The survey, launched at the beginning of August, shows the impact that the cost-of-living crisis is already having on people with epilepsy. The results show that rising costs are already forcing people to take drastic action in order to be able to cover bills. This includes skipping meals or not heating their home.
The cost-of-living crisis is a collective problem many in the country are currently experiencing, but for people with epilepsy, the crisis is also worsening their health condition. 67% of people said they are experiencing more stress due to the rising cost of living and, more worryingly, 2 in 5 said they’ve had more seizures as a result.
Indeed, it is known that an unbalanced lifestyle may trigger more seizures. Half of people with epilepsy said they have lost sleep because of stress or worry about the cost of living, while 43% are concerned their epilepsy will get worse in the coming months.
On 23 September, the Government announced a new plan for the UK economy. This plan includes new reforms to Universal Credit conditionality. This means that the 120,000 people claiming Universal Credit will be forced to work more hours if they don’t want their payments reduced. This will have tremendous consequences for people with disabilities in the UK, as they will now have to face what many charities have described as a “punitive winter”.
More than 23% of people with epilepsy claim Universal Credit. 68% of them are already dealing with more stress caused by the cost-of-living crisis and 71% are experiencing more seizures as a result. Given that more than half of these people were already worried about their uncertain economic situation, the new government’s plan risks seriously affecting their mental and physical wellbeing.
Creating different incentives to guarantee better-paid jobs, as the new government wants to do, can be a great support for those working part-time. However, cutting fundamental resources for people with disabilities who struggle to work is a failure of the system that needs reviewing before the beginning of winter.
Epilepsy Action is pushing to guarantee that the difficulties faced by people with epilepsy can be addressed as soon as possible.
In a recent survey launched by the Neurological Alliance, nearly half of people with epilepsy said they were forced to leave employment as a result of their symptoms, addressing levels of discrimination in the workplace that were higher for those with this condition than for those without.
When considering that only 42% of people with epilepsy of working age are employed (among the lowest employment rates for disabled people in the UK) it is essential that the findings from the new survey are addressed urgently.
Daniel Jennings, senior policy and campaigns officer at Epilepsy Action, said: “It’s really worrying to hear that people with epilepsy are already facing extra seizures as a result of stress and running out of road to be able to afford essentials many take for granted. Uncontrolled seizures can be dangerous and ultimately fatal.
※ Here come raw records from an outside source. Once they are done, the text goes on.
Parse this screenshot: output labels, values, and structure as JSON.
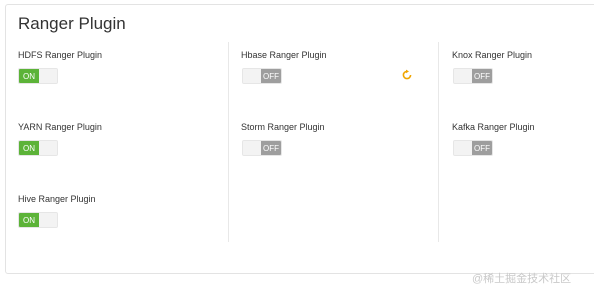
{
  "panel": {
    "title": "Ranger Plugin"
  },
  "plugins": [
    {
      "label": "HDFS Ranger Plugin",
      "state": "ON"
    },
    {
      "label": "YARN Ranger Plugin",
      "state": "ON"
    },
    {
      "label": "Hive Ranger Plugin",
      "state": "ON"
    },
    {
      "label": "Hbase Ranger Plugin",
      "state": "OFF"
    },
    {
      "label": "Storm Ranger Plugin",
      "state": "OFF"
    },
    {
      "label": "Knox Ranger Plugin",
      "state": "OFF"
    },
    {
      "label": "Kafka Ranger Plugin",
      "state": "OFF"
    }
  ],
  "colors": {
    "on": "#5cb338",
    "off": "#9e9e9e",
    "refresh": "#f0a500"
  },
  "icons": {
    "refresh": "refresh-icon"
  },
  "watermark": "@稀土掘金技术社区"
}
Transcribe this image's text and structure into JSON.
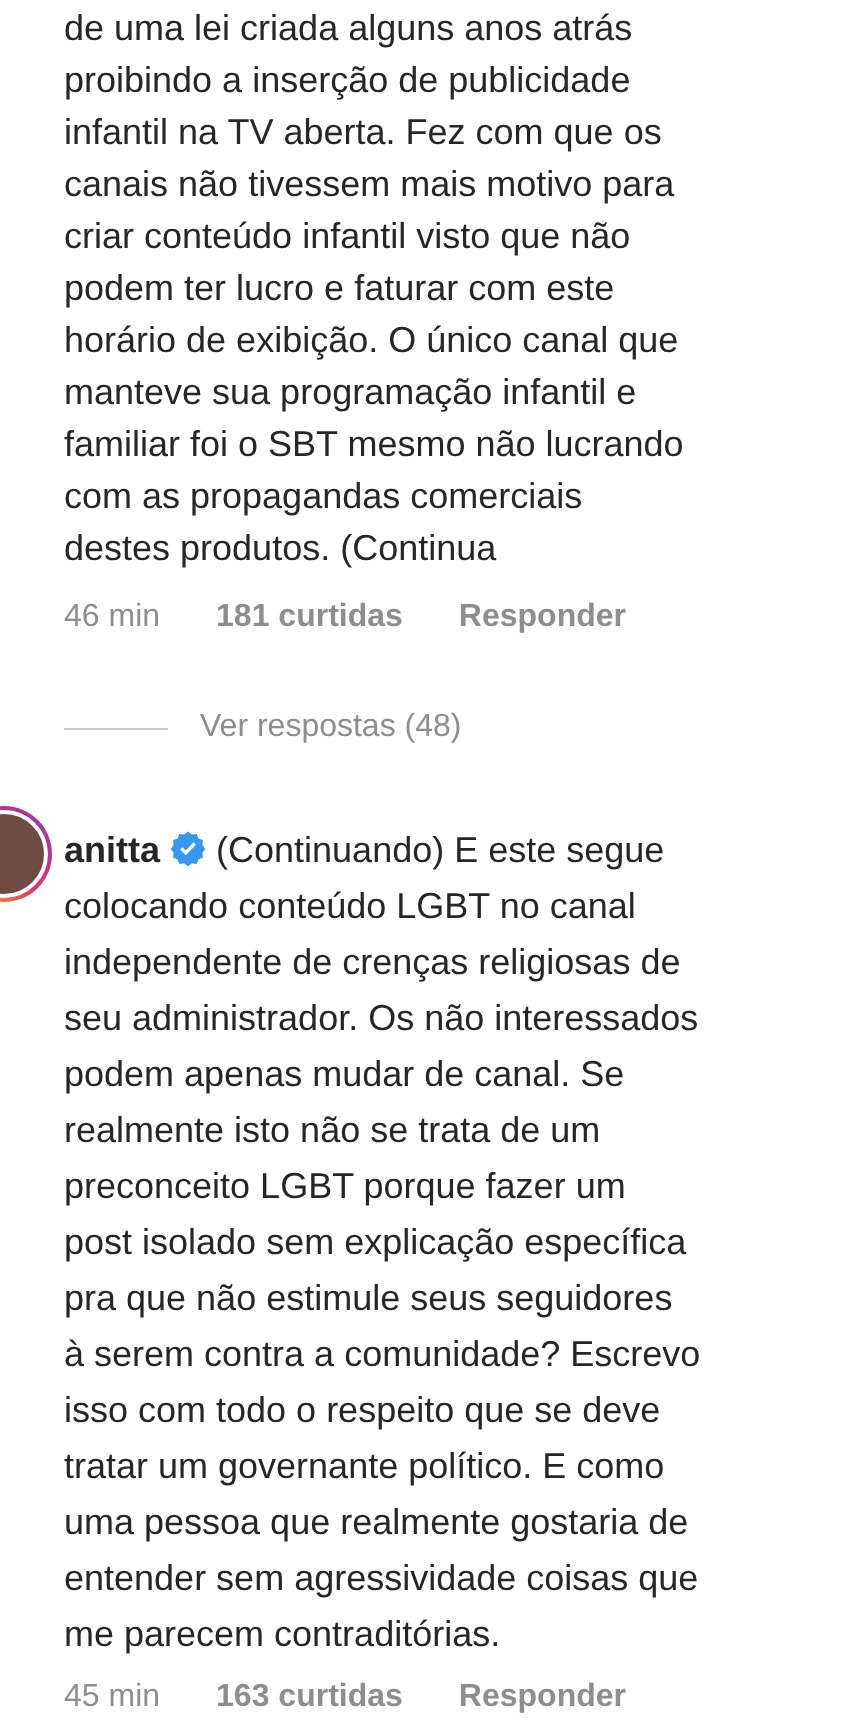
{
  "comments": [
    {
      "text": "de uma lei criada alguns anos atrás\nproibindo a inserção de publicidade\ninfantil na TV aberta. Fez com que os\ncanais não tivessem mais motivo para\ncriar conteúdo infantil visto que não\npodem ter lucro e faturar com este\nhorário de exibição. O único canal que\nmanteve sua programação infantil e\nfamiliar foi o SBT mesmo não lucrando\ncom as propagandas comerciais\ndestes produtos. (Continua",
      "time": "46 min",
      "likes": "181 curtidas",
      "reply": "Responder",
      "replies_link": "Ver respostas (48)"
    },
    {
      "username": "anitta",
      "verified": true,
      "text": "(Continuando) E este segue\ncolocando conteúdo LGBT no canal\nindependente de crenças religiosas de\nseu administrador. Os não interessados\npodem apenas mudar de canal. Se\nrealmente isto não se trata de um\npreconceito LGBT porque fazer um\npost isolado sem explicação específica\npra que não estimule seus seguidores\nà serem contra a comunidade? Escrevo\nisso com todo o respeito que se deve\ntratar um governante político. E como\numa pessoa que realmente gostaria de\nentender sem agressividade coisas que\nme parecem contraditórias.",
      "time": "45 min",
      "likes": "163 curtidas",
      "reply": "Responder"
    }
  ]
}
People with epilepsy living in more deprived areas are at higher risk of death than people in wealthier areas, with the life expectancy of people around eight years less than the average. The impact of health inequalities on people with epilepsy is stark, and sadly the divide is growing even greater.”
The data collected by the survey has informed Epilepsy Action’s demands to the Prime Minister, the Department of Health and Social Care, and the Department of Work and Pensions.
These include increasing disability benefits to match the rate of inflation, while also offering more employment support to help people with epilepsy get and stay in jobs. Moreover, Epilepsy Action is also advocating for better access to the Warm Home Discount Scheme, which currently excludes around 210,000 people on disability benefits from applying, and for social tariffs for disabled people, so that they pay no more than a supplier’s cheapest plan.